You also produce TV series in Spanish. Are you aiming to become the Netflix equivalent for South America?

No, we can’t keep up with their budget. But studies show that customers like local content. For this reason, we want to distinguish ourselves from the competition. And we have made a good start here: The first episode of our series “The Plague” drew a similar number of viewers in Spain as a classic football match between Madrid and Barcelona.

 

You generate almost 50 percent of your revenue in South America. Isn’t that a big risk?

We have been there since the end of the 80s, these growing markets have made Telefónica what it is today. Of course, the markets there are more volatile. But many of our expenses there are in local currency, so fluctuations do not directly impact our balance sheet. We have also offset the risk with acquisitions in Europe. This is why our business in Germany is so important for us, too.

 

José María Álvarez-Pallete’s career

 

Finance expert After studying economics in Madrid and Brussels, the now 54-year-old started his career at an auditing firm in 1987. Following positions at a securities company and as head of Investor Relations at the cement producer Cemex, in 1999 he was hired by Telefónica as CFO.

 

Corporate career In his various roles at the telecoms group, he has managed South American business and subsequently the European business. He was appointed Chief Operating Officer in 2012, and has held the top position at the group since April 2016. In 2016 the US magazine Forbes named him “Spain’s best CEO”.

 

You have almost 100 million customers in Brazil. How do you assess the economic situation there?

Brazil has developed impressively. A middle class has emerged, and the country has currency reserves of USD 200 billion as a result of strong exports. Incidentally, we did the same thing there as we are doing now in Germany: making acquisitions and then realising synergies. Brazil is as strategically important as Germany – both markets are far bigger than the Spanish market and we have a leading position in both.

 

When do you expect the IPO in Argentina to take place?

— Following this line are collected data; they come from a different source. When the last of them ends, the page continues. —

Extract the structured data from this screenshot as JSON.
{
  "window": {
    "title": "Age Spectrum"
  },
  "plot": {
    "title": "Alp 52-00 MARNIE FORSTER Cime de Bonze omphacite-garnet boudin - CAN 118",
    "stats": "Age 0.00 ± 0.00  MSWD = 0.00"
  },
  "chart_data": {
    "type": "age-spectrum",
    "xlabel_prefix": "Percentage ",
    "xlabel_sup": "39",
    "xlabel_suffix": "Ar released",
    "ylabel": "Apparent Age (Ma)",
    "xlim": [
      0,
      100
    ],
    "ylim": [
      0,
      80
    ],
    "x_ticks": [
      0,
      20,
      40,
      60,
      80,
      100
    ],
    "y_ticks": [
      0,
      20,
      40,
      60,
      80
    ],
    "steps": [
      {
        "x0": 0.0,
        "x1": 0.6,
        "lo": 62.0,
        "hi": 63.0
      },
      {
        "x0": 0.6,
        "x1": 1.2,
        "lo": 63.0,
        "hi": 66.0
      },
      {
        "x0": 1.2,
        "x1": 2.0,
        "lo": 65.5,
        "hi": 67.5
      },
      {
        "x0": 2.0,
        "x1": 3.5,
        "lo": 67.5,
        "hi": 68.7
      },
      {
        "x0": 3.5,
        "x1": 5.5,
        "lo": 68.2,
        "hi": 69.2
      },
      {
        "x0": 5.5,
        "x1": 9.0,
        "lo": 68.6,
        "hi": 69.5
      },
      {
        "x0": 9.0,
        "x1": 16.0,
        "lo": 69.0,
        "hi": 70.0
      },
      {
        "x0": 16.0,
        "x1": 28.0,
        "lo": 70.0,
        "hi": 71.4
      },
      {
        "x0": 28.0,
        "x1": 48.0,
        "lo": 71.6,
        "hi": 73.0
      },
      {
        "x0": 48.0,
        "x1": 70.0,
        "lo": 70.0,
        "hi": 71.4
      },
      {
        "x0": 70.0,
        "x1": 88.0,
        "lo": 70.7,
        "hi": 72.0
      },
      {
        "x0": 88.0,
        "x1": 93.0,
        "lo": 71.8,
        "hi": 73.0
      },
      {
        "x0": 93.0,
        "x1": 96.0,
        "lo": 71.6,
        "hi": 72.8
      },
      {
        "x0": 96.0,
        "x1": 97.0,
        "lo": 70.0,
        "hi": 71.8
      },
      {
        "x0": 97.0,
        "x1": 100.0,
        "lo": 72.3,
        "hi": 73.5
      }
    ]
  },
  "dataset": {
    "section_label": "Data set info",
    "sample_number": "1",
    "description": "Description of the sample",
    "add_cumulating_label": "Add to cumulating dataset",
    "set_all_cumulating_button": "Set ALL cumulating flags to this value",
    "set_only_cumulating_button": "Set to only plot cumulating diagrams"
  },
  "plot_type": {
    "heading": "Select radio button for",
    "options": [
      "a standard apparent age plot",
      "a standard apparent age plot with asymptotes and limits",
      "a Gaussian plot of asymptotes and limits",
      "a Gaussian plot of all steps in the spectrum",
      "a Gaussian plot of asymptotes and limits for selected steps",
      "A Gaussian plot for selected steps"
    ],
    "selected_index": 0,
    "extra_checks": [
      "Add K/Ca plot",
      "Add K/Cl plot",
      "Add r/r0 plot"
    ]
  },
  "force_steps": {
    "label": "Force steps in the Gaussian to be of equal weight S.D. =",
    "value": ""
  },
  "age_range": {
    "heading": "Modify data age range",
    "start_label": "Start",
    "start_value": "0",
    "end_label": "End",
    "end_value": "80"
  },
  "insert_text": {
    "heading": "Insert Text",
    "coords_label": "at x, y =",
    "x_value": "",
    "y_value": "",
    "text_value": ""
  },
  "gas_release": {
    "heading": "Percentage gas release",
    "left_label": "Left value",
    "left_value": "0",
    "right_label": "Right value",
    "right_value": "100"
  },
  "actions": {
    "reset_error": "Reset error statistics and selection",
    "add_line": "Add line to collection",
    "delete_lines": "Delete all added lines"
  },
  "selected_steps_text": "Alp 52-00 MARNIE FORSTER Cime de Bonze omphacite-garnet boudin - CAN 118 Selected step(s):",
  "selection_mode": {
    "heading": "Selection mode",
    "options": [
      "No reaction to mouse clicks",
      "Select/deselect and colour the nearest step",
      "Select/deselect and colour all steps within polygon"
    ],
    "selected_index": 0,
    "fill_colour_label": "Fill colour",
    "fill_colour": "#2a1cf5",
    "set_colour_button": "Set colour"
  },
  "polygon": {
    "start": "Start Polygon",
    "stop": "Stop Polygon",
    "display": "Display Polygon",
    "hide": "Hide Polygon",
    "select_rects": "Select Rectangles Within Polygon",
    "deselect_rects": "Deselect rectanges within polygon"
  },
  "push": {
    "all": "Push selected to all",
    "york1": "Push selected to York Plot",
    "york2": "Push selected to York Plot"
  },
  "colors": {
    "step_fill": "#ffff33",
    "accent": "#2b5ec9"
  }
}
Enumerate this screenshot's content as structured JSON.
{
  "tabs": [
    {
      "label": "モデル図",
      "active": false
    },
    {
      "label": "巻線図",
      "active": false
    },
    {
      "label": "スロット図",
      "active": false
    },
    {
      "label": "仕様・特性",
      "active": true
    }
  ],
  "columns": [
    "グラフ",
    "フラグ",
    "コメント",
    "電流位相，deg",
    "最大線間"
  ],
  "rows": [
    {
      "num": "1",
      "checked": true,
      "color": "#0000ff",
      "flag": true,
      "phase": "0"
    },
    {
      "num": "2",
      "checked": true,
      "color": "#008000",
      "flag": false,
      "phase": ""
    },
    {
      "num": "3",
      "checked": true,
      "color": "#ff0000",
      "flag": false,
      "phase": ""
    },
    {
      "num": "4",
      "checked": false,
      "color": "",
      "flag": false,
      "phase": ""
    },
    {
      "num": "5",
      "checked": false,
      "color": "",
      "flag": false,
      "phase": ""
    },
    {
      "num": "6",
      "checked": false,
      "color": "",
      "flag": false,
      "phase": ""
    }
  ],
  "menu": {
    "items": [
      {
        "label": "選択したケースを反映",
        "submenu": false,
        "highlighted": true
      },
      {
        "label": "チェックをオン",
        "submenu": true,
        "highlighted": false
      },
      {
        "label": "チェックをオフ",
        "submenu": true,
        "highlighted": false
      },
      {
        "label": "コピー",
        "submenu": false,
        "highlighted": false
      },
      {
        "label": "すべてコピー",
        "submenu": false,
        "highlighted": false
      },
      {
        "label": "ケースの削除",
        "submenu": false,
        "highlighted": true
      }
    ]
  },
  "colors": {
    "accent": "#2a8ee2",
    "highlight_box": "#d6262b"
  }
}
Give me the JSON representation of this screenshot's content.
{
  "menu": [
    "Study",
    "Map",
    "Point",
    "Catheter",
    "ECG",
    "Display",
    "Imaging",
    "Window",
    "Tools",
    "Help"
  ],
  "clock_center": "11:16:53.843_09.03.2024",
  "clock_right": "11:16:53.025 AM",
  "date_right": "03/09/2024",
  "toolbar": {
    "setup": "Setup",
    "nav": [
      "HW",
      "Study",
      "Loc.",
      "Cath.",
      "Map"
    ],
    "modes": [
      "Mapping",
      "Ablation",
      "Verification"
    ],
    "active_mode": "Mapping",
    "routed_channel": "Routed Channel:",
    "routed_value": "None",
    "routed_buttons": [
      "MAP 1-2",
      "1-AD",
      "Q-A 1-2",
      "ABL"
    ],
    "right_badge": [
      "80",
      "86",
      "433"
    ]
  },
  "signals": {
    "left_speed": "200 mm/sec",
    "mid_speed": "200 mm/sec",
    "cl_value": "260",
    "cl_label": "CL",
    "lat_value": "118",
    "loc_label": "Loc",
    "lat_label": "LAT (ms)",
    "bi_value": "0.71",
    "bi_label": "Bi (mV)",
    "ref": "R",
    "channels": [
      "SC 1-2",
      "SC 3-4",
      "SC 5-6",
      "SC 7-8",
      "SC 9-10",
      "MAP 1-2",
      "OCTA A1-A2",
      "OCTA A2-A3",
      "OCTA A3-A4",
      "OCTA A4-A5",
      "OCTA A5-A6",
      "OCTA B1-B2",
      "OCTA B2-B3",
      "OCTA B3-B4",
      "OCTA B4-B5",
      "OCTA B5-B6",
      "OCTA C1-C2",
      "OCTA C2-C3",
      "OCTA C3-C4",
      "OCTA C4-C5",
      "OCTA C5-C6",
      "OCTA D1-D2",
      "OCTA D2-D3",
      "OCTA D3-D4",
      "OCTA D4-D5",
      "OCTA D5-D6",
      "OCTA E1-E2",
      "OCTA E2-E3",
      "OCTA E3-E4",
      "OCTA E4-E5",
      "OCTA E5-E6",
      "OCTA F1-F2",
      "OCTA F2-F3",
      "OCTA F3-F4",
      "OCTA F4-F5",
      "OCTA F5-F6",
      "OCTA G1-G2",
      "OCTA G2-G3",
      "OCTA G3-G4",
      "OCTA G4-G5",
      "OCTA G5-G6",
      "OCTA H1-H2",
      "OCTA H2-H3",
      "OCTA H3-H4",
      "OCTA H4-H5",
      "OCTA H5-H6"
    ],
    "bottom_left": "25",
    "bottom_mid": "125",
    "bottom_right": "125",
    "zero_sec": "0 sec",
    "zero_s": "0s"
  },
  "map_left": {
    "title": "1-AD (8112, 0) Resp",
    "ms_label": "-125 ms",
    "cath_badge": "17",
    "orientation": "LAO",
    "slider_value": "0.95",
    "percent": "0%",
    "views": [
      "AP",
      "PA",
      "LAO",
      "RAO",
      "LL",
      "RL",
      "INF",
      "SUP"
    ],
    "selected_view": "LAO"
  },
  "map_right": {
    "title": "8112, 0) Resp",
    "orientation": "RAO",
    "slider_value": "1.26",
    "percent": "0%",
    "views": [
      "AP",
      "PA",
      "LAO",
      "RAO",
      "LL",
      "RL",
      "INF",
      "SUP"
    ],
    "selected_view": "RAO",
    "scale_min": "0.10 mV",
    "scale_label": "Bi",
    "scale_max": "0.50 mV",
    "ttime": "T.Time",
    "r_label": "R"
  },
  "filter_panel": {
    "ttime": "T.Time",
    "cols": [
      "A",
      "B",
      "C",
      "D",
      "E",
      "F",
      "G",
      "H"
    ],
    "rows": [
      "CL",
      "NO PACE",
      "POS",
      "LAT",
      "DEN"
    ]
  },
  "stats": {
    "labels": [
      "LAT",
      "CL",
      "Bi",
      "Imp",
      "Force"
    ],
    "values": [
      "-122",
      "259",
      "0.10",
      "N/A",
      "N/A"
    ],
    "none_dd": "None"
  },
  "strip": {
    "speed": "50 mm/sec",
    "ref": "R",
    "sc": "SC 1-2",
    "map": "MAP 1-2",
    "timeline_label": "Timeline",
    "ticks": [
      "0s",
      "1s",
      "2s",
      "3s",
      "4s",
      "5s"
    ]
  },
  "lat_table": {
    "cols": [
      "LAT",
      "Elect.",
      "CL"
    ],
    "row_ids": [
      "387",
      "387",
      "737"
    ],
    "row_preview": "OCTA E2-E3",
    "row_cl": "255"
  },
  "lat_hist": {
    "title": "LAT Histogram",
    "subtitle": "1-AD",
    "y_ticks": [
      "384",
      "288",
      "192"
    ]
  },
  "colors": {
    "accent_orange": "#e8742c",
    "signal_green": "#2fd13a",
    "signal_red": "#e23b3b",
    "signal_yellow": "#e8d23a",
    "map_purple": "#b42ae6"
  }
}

We never set a date for this – and we are not in any hurry either. We are continuing to grow in Argentina, even in the current crisis.

 

You are working on a doctoral thesis on big data. What exactly is it about?

Oh yes, I’ve been working on it for four years already but I simply don’t have the time to complete it. But for me, it’s not about getting the degree itself; what I want is to understand the technological revolution from an academic perspective. Science must contribute to defining the values that we need for this new world. Specifically, I am examining the connection between international calls from a country and that country’s balance of payments. I firmly believe that using artificial intelligence we can manage public spending much more precisely and efficiently.

 

Since you are dealing with the future in so much depth, what will the next big thing be?

Artificial intelligence. Machines can already identify voices and faces better than humans can. With self-learning algorithms, a machine can not only recognise that it is looking at a pizza, but also that it is a vegetarian pizza. Combined with apps and an open developer platform, this will result in much bigger disruptions than the internet or mobile phones. This is fascinating.

 

Finally, two more questions about the here and now: In Spain, there was a change in the government a week ago. Are you worried about the impact on economic growth?

No. Spain has very sound institutions and a budget for 2018, and it is firmly committed to the euro. Furthermore, the country now has more fibre-optic lines than Germany, Italy, France and the UK combined. We are one of the EU countries that are best prepared for the new world.

 

The strong broadband expansion was possible thanks to generous regulation...

The regulator did not require Telefónica to make very fast bandwidths available to competitors. So they also made investments. Orange now has more fibre-optic lines in Spain than in France – and this is a company that is partly owned by the French government. Vodafone has installed more broadband in Spain than in the UK and Germany combined. The Spanish model can serve as an example for other countries, including Germany.